Teil des Lageberichts: Um den Zugang zu Nachhaltigkeitsinformationen zu erleichtern, sollen diese künftig verpflichtender Teil des Lageberichts sein. Das zeigt den hohen Stellenwert der Nachhaltigkeitsberichterstattung, die sukzessive denselben Stellenwert wie die klassische finanzielle Berichterstattung erhalten soll.

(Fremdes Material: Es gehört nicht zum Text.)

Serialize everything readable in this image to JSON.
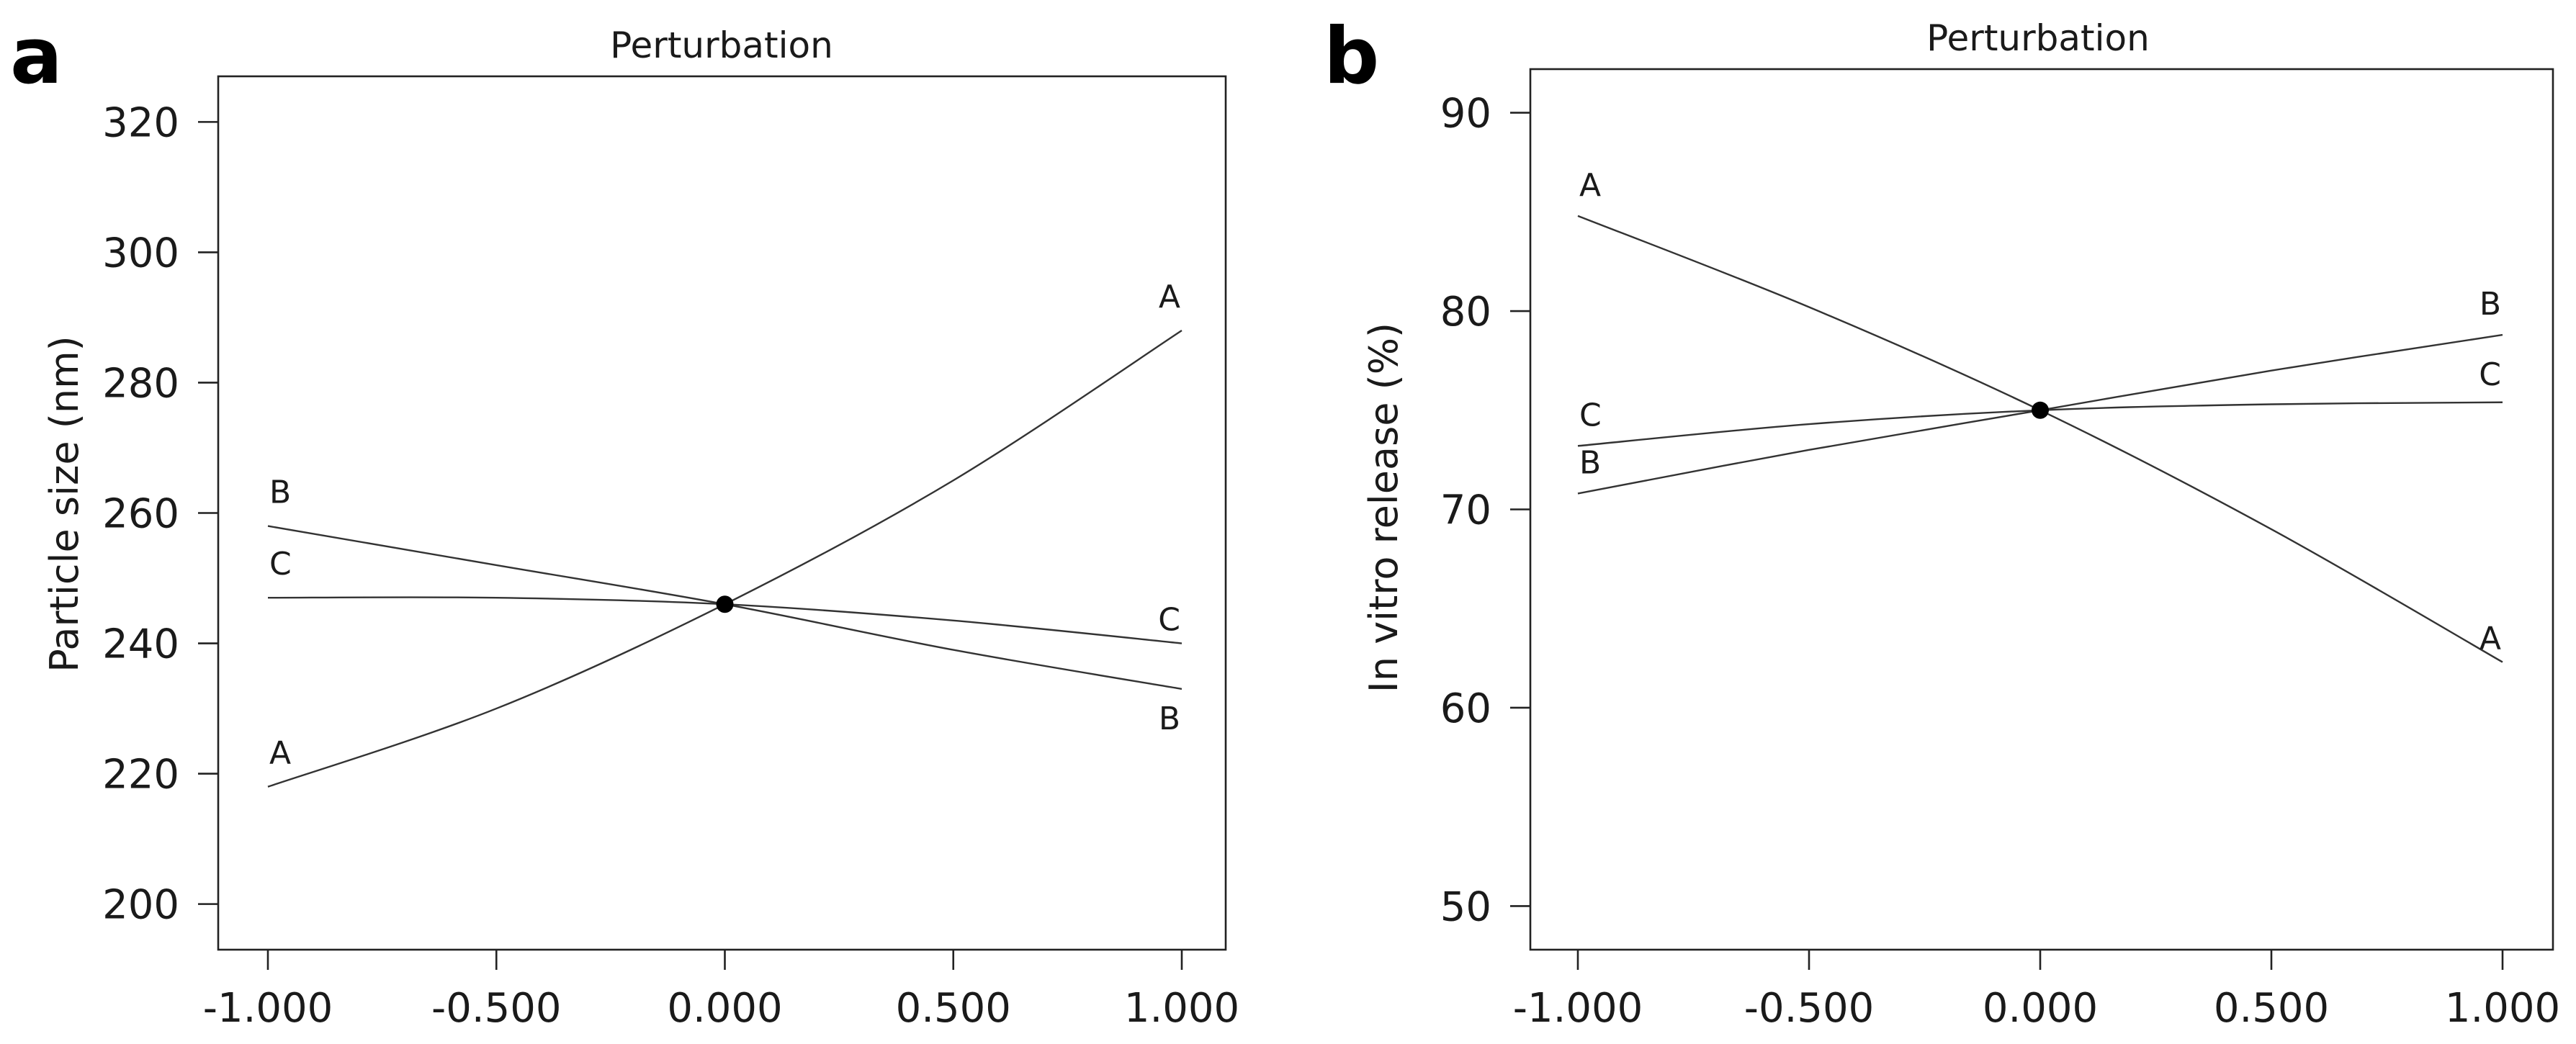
{
  "chart_data": [
    {
      "panel": "a",
      "type": "line",
      "title": "Perturbation",
      "ylabel": "Particle size (nm)",
      "xlabel": "",
      "xlim": [
        -1.0,
        1.0
      ],
      "ylim": [
        193,
        327
      ],
      "xticks": [
        -1.0,
        -0.5,
        0.0,
        0.5,
        1.0
      ],
      "xtick_labels": [
        "-1.000",
        "-0.500",
        "0.000",
        "0.500",
        "1.000"
      ],
      "yticks": [
        200,
        220,
        240,
        260,
        280,
        300,
        320
      ],
      "ytick_labels": [
        "200",
        "220",
        "240",
        "260",
        "280",
        "300",
        "320"
      ],
      "reference_point": {
        "x": 0.0,
        "y": 246
      },
      "series": [
        {
          "name": "A",
          "x": [
            -1.0,
            -0.5,
            0.0,
            0.5,
            1.0
          ],
          "y": [
            218,
            230,
            246,
            265,
            288
          ],
          "label_start": "A",
          "label_end": "A"
        },
        {
          "name": "B",
          "x": [
            -1.0,
            -0.5,
            0.0,
            0.5,
            1.0
          ],
          "y": [
            258,
            252,
            246,
            239,
            233
          ],
          "label_start": "B",
          "label_end": "B"
        },
        {
          "name": "C",
          "x": [
            -1.0,
            -0.5,
            0.0,
            0.5,
            1.0
          ],
          "y": [
            247,
            247,
            246,
            243.5,
            240
          ],
          "label_start": "C",
          "label_end": "C"
        }
      ]
    },
    {
      "panel": "b",
      "type": "line",
      "title": "Perturbation",
      "ylabel": "In vitro release (%)",
      "xlabel": "",
      "xlim": [
        -1.0,
        1.0
      ],
      "ylim": [
        47.8,
        92.2
      ],
      "xticks": [
        -1.0,
        -0.5,
        0.0,
        0.5,
        1.0
      ],
      "xtick_labels": [
        "-1.000",
        "-0.500",
        "0.000",
        "0.500",
        "1.000"
      ],
      "yticks": [
        50,
        60,
        70,
        80,
        90
      ],
      "ytick_labels": [
        "50",
        "60",
        "70",
        "80",
        "90"
      ],
      "reference_point": {
        "x": 0.0,
        "y": 75.0
      },
      "series": [
        {
          "name": "A",
          "x": [
            -1.0,
            -0.5,
            0.0,
            0.5,
            1.0
          ],
          "y": [
            84.8,
            80.2,
            75.0,
            69.0,
            62.3
          ],
          "label_start": "A",
          "label_end": "A"
        },
        {
          "name": "B",
          "x": [
            -1.0,
            -0.5,
            0.0,
            0.5,
            1.0
          ],
          "y": [
            70.8,
            73.0,
            75.0,
            77.0,
            78.8
          ],
          "label_start": "B",
          "label_end": "B"
        },
        {
          "name": "C",
          "x": [
            -1.0,
            -0.5,
            0.0,
            0.5,
            1.0
          ],
          "y": [
            73.2,
            74.3,
            75.0,
            75.3,
            75.4
          ],
          "label_start": "C",
          "label_end": "C"
        }
      ]
    }
  ],
  "panel_letters": [
    "a",
    "b"
  ]
}
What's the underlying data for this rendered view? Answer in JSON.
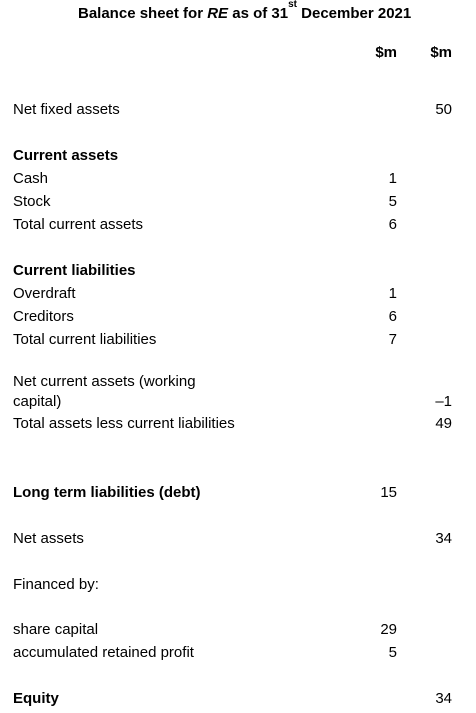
{
  "title": {
    "prefix": "Balance sheet for ",
    "entity": "RE",
    "middle": " as of 31",
    "sup": "st",
    "suffix": " December 2021"
  },
  "columns": {
    "col1": "$m",
    "col2": "$m"
  },
  "rows": {
    "net_fixed_assets": {
      "label": "Net fixed assets",
      "col2": "50"
    },
    "current_assets_heading": "Current assets",
    "cash": {
      "label": "Cash",
      "col1": "1"
    },
    "stock": {
      "label": "Stock",
      "col1": "5"
    },
    "total_current_assets": {
      "label": "Total current assets",
      "col1": "6"
    },
    "current_liabilities_heading": "Current liabilities",
    "overdraft": {
      "label": "Overdraft",
      "col1": "1"
    },
    "creditors": {
      "label": "Creditors",
      "col1": "6"
    },
    "total_current_liabilities": {
      "label": "Total current liabilities",
      "col1": "7"
    },
    "net_current_assets": {
      "label_line1": "Net current assets (working",
      "label_line2": "capital)",
      "col2": "–1"
    },
    "total_assets_less_cl": {
      "label": "Total assets less current liabilities",
      "col2": "49"
    },
    "long_term_liabilities": {
      "label": "Long term liabilities (debt)",
      "col1": "15"
    },
    "net_assets": {
      "label": "Net assets",
      "col2": "34"
    },
    "financed_by": "Financed by:",
    "share_capital": {
      "label": "share capital",
      "col1": "29"
    },
    "retained_profit": {
      "label": "accumulated retained profit",
      "col1": "5"
    },
    "equity": {
      "label": "Equity",
      "col2": "34"
    }
  }
}
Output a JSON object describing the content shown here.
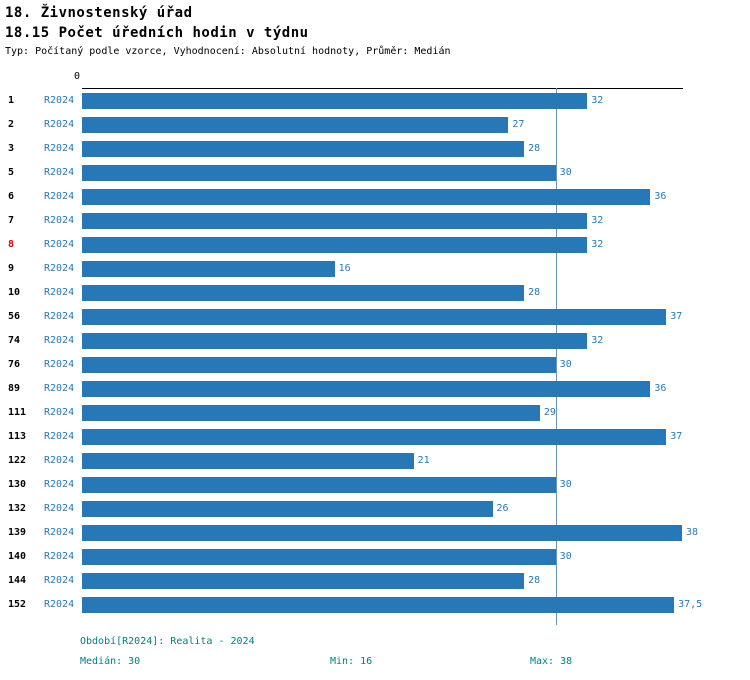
{
  "header": {
    "title1": "18. Živnostenský úřad",
    "title2": "18.15 Počet úředních hodin v týdnu",
    "subtitle": "Typ: Počítaný podle vzorce, Vyhodnocení: Absolutní hodnoty, Průměr: Medián"
  },
  "chart_data": {
    "type": "bar",
    "orientation": "horizontal",
    "title": "18.15 Počet úředních hodin v týdnu",
    "x_axis": {
      "min": 0,
      "max": 38,
      "origin_label": "0"
    },
    "period_label": "R2024",
    "median_value": 30,
    "min_value": 16,
    "max_value": 38,
    "colors": {
      "bar": "#2878b8",
      "value_label": "#2878b8",
      "period_label": "#2878b8",
      "highlight_id": "#e00000",
      "median_line": "#6a94b8",
      "footer_text": "#008080"
    },
    "rows": [
      {
        "id": "1",
        "value": 32,
        "label": "32",
        "highlight": false
      },
      {
        "id": "2",
        "value": 27,
        "label": "27",
        "highlight": false
      },
      {
        "id": "3",
        "value": 28,
        "label": "28",
        "highlight": false
      },
      {
        "id": "5",
        "value": 30,
        "label": "30",
        "highlight": false
      },
      {
        "id": "6",
        "value": 36,
        "label": "36",
        "highlight": false
      },
      {
        "id": "7",
        "value": 32,
        "label": "32",
        "highlight": false
      },
      {
        "id": "8",
        "value": 32,
        "label": "32",
        "highlight": true
      },
      {
        "id": "9",
        "value": 16,
        "label": "16",
        "highlight": false
      },
      {
        "id": "10",
        "value": 28,
        "label": "28",
        "highlight": false
      },
      {
        "id": "56",
        "value": 37,
        "label": "37",
        "highlight": false
      },
      {
        "id": "74",
        "value": 32,
        "label": "32",
        "highlight": false
      },
      {
        "id": "76",
        "value": 30,
        "label": "30",
        "highlight": false
      },
      {
        "id": "89",
        "value": 36,
        "label": "36",
        "highlight": false
      },
      {
        "id": "111",
        "value": 29,
        "label": "29",
        "highlight": false
      },
      {
        "id": "113",
        "value": 37,
        "label": "37",
        "highlight": false
      },
      {
        "id": "122",
        "value": 21,
        "label": "21",
        "highlight": false
      },
      {
        "id": "130",
        "value": 30,
        "label": "30",
        "highlight": false
      },
      {
        "id": "132",
        "value": 26,
        "label": "26",
        "highlight": false
      },
      {
        "id": "139",
        "value": 38,
        "label": "38",
        "highlight": false
      },
      {
        "id": "140",
        "value": 30,
        "label": "30",
        "highlight": false
      },
      {
        "id": "144",
        "value": 28,
        "label": "28",
        "highlight": false
      },
      {
        "id": "152",
        "value": 37.5,
        "label": "37,5",
        "highlight": false
      }
    ]
  },
  "footer": {
    "period": "Období[R2024]: Realita - 2024",
    "median": "Medián: 30",
    "min": "Min: 16",
    "max": "Max: 38"
  }
}
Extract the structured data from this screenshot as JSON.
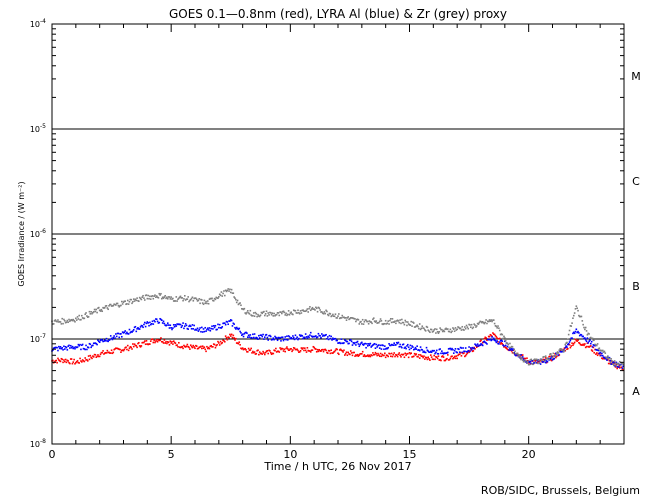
{
  "chart_data": {
    "type": "scatter",
    "title": "GOES 0.1—0.8nm (red), LYRA Al (blue) & Zr (grey) proxy",
    "xlabel": "Time / h UTC, 26 Nov 2017",
    "ylabel": "GOES Irradiance / (W m⁻²)",
    "xlim": [
      0,
      24
    ],
    "ylim": [
      1e-08,
      0.0001
    ],
    "yscale": "log",
    "x_ticks": [
      0,
      5,
      10,
      15,
      20
    ],
    "x_tick_labels": [
      "0",
      "5",
      "10",
      "15",
      "20"
    ],
    "y_ticks": [
      {
        "value": 1e-08,
        "base": "10",
        "exp": "-8"
      },
      {
        "value": 1e-07,
        "base": "10",
        "exp": "-7"
      },
      {
        "value": 1e-06,
        "base": "10",
        "exp": "-6"
      },
      {
        "value": 1e-05,
        "base": "10",
        "exp": "-5"
      },
      {
        "value": 0.0001,
        "base": "10",
        "exp": "-4"
      }
    ],
    "flare_class_lines": [
      1e-07,
      1e-06,
      1e-05
    ],
    "flare_classes": [
      {
        "label": "A",
        "value": 3.2e-08
      },
      {
        "label": "B",
        "value": 3.2e-07
      },
      {
        "label": "C",
        "value": 3.2e-06
      },
      {
        "label": "M",
        "value": 3.2e-05
      }
    ],
    "series": [
      {
        "color": "#ff0000",
        "x": [
          0,
          0.5,
          1,
          1.5,
          2,
          2.5,
          3,
          3.5,
          4,
          4.5,
          5,
          5.5,
          6,
          6.5,
          7,
          7.5,
          8,
          8.5,
          9,
          9.5,
          10,
          10.5,
          11,
          11.5,
          12,
          12.5,
          13,
          13.5,
          14,
          14.5,
          15,
          15.5,
          16,
          16.5,
          17,
          17.5,
          18,
          18.5,
          19,
          19.5,
          20,
          20.5,
          21,
          21.5,
          22,
          22.5,
          23,
          23.5,
          24
        ],
        "y": [
          6.2e-08,
          6.3e-08,
          6e-08,
          6.5e-08,
          7.2e-08,
          7.6e-08,
          8e-08,
          8.6e-08,
          9.3e-08,
          1e-07,
          9.2e-08,
          8.6e-08,
          8.2e-08,
          8e-08,
          9e-08,
          1.1e-07,
          8.2e-08,
          7.6e-08,
          7.3e-08,
          7.8e-08,
          8e-08,
          7.8e-08,
          8e-08,
          7.8e-08,
          7.6e-08,
          7.3e-08,
          7.2e-08,
          7.1e-08,
          7e-08,
          7.2e-08,
          7e-08,
          6.8e-08,
          6.6e-08,
          6.6e-08,
          6.9e-08,
          7.4e-08,
          9.2e-08,
          1.1e-07,
          8.6e-08,
          7.3e-08,
          6.1e-08,
          6e-08,
          6.6e-08,
          8e-08,
          9.6e-08,
          8.6e-08,
          7e-08,
          5.8e-08,
          5.2e-08
        ]
      },
      {
        "color": "#0000ff",
        "x": [
          0,
          0.5,
          1,
          1.5,
          2,
          2.5,
          3,
          3.5,
          4,
          4.5,
          5,
          5.5,
          6,
          6.5,
          7,
          7.5,
          8,
          8.5,
          9,
          9.5,
          10,
          10.5,
          11,
          11.5,
          12,
          12.5,
          13,
          13.5,
          14,
          14.5,
          15,
          15.5,
          16,
          16.5,
          17,
          17.5,
          18,
          18.5,
          19,
          19.5,
          20,
          20.5,
          21,
          21.5,
          22,
          22.5,
          23,
          23.5,
          24
        ],
        "y": [
          8e-08,
          8.2e-08,
          8.4e-08,
          8.4e-08,
          9.6e-08,
          1.02e-07,
          1.12e-07,
          1.24e-07,
          1.4e-07,
          1.5e-07,
          1.3e-07,
          1.34e-07,
          1.28e-07,
          1.2e-07,
          1.32e-07,
          1.45e-07,
          1.12e-07,
          1.06e-07,
          1.04e-07,
          1e-07,
          1.02e-07,
          1.06e-07,
          1.1e-07,
          1.04e-07,
          9.6e-08,
          9.4e-08,
          8.8e-08,
          8.6e-08,
          8.4e-08,
          8.8e-08,
          8.4e-08,
          8e-08,
          7.6e-08,
          7.6e-08,
          7.8e-08,
          8e-08,
          9e-08,
          1e-07,
          9e-08,
          7.2e-08,
          6e-08,
          6e-08,
          6.6e-08,
          8e-08,
          1.2e-07,
          9.6e-08,
          7.4e-08,
          6e-08,
          5.4e-08
        ]
      },
      {
        "color": "#808080",
        "x": [
          0,
          0.5,
          1,
          1.5,
          2,
          2.5,
          3,
          3.5,
          4,
          4.5,
          5,
          5.5,
          6,
          6.5,
          7,
          7.5,
          8,
          8.5,
          9,
          9.5,
          10,
          10.5,
          11,
          11.5,
          12,
          12.5,
          13,
          13.5,
          14,
          14.5,
          15,
          15.5,
          16,
          16.5,
          17,
          17.5,
          18,
          18.5,
          19,
          19.5,
          20,
          20.5,
          21,
          21.5,
          22,
          22.5,
          23,
          23.5,
          24
        ],
        "y": [
          1.45e-07,
          1.48e-07,
          1.55e-07,
          1.7e-07,
          1.9e-07,
          2.05e-07,
          2.2e-07,
          2.35e-07,
          2.5e-07,
          2.6e-07,
          2.4e-07,
          2.45e-07,
          2.35e-07,
          2.2e-07,
          2.6e-07,
          2.9e-07,
          1.9e-07,
          1.7e-07,
          1.75e-07,
          1.7e-07,
          1.8e-07,
          1.85e-07,
          1.95e-07,
          1.8e-07,
          1.65e-07,
          1.55e-07,
          1.45e-07,
          1.5e-07,
          1.45e-07,
          1.5e-07,
          1.4e-07,
          1.3e-07,
          1.2e-07,
          1.2e-07,
          1.25e-07,
          1.3e-07,
          1.4e-07,
          1.5e-07,
          1e-07,
          7e-08,
          6e-08,
          6.2e-08,
          7e-08,
          8e-08,
          2e-07,
          1.1e-07,
          8e-08,
          6e-08,
          5.6e-08
        ]
      }
    ]
  },
  "credit": "ROB/SIDC, Brussels, Belgium"
}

Einheitliches elektronisches Berichtsformat: Seit dem 1. Januar 2020 sind bestimmte kapitalmarktorientierte Unternehmen verpflichtet, ihre Rechnungslegungsunterlagen in dem sog. European Single Electronic Format (ESEF) offenzulegen, das für Mensch und Maschine gleichermaßen lesbar ist. Hierbei werden Konzernabschlüsse in XHTML-Format mit sogenannten XBRL-Tags gekennzeichnet. Im Rahmen der CSRD soll diese Anforderung auf die Nachhaltigkeitsberichterstattung ausgeweitet werden. Dazu plant die Europäische Kommission die Veröffentlichung einer eigenen XBRL-Taxonomie.